My mother may have forbid me to watch “Kids Incorporated” on the Disney channel (not that I was interested to begin with), but I was never told I couldn't listen to Robert Plant wailing and moaning through the speakers. I was only allowed to use profanity when I was singing to a song. And as long as I knew what it meant, I was encouraged to run wild. You can't cut a person off from their imagination, after all.

Wastelands
Metallica Cover Band
When I was in middle school, I quit both Drama and Classical Violin to play the Drums. I begged my divorced parents to get me a drum-set (a 5-piece Pearl Export Series), and they did so without too much effort. When I lived with my dad, he said I played like an African tribesman. When I lived with my mom, she paid for six-months of lessons with a guy called Roth in Northwestern Pennsylvania.
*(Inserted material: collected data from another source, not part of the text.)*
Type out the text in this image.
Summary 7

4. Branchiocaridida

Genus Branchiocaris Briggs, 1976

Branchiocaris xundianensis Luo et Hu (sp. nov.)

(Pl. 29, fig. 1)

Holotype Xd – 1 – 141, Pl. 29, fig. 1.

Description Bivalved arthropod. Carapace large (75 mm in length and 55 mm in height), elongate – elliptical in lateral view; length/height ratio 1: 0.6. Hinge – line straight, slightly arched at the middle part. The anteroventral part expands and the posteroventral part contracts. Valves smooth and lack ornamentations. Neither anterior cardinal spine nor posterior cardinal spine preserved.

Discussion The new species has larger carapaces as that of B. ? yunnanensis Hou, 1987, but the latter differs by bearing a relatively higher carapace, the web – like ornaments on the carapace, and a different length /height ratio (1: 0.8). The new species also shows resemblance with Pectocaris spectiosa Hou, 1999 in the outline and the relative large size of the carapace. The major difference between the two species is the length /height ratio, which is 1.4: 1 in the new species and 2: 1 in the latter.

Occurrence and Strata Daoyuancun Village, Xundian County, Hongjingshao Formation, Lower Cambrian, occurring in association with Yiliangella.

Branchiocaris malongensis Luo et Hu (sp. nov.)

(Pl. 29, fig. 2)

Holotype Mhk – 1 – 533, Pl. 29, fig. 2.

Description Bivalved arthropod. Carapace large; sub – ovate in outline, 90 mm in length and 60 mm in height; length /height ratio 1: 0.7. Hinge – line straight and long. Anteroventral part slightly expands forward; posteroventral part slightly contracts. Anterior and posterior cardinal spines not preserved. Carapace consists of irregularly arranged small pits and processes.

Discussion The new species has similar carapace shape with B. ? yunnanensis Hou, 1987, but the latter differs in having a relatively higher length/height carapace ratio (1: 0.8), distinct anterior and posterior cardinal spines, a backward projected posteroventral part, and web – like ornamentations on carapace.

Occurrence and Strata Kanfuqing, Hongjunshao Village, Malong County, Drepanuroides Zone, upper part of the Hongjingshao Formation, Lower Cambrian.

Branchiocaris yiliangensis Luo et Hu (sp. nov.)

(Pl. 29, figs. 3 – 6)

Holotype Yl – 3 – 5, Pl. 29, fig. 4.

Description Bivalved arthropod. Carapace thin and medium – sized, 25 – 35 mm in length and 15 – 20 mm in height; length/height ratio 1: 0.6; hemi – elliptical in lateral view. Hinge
Roth told me to bring in a song I wanted to learn so I brought Tool's second album, Undertow, and told him I wanted to learn "Sober". He listened to it and told me to pick something else and then we worked on Paradiddles that day instead. Eventually, I ended up learning a Metallica song and later joined a Metallica cover band (See: Gig Photo, above). I played in a death metal band after that. We called ourselves Anti-Justice and we played once at Peabodies in Cleveland, Ohio.

Moving around a lot as a kid, my drums got beat up over time. Rained on, smashed up, and set on fire in wars with my mom during a few of her binges. When I turned 18, I sold what was left of my drums before moving to the state of Georgia. A few years later, I returned to North Canton, Ohio and eventually married the guy I had sold my drums to, so I got the set back. Funny how things work out.

Drums at my mothers home
Pennsylvania 1997

That was my childhood, filled with music to keep the connections strong by filling the air with an amount of soul that I wanted to attain for myself. Music brings back memories, and creates new ones. A certain song (i.e: "No One Knows" by Queens of the Stone Age) can even remind me of a particular season (Autumn). Music reminds me to keep on living, looking back on even the worst of times as if they were actually pretty good.

In many ways, Rock & Roll Saved My Soul. And I pay it back through light and images. I want to pay tribute to the music that continues to make me think differently, creating photographs with the same heart and soul. Music photography is a career goal for me. I am working my ass off to get where I want to go. Some of the biggest magazines in the industry is where I am heading. It's about time. Thank you, Kotori.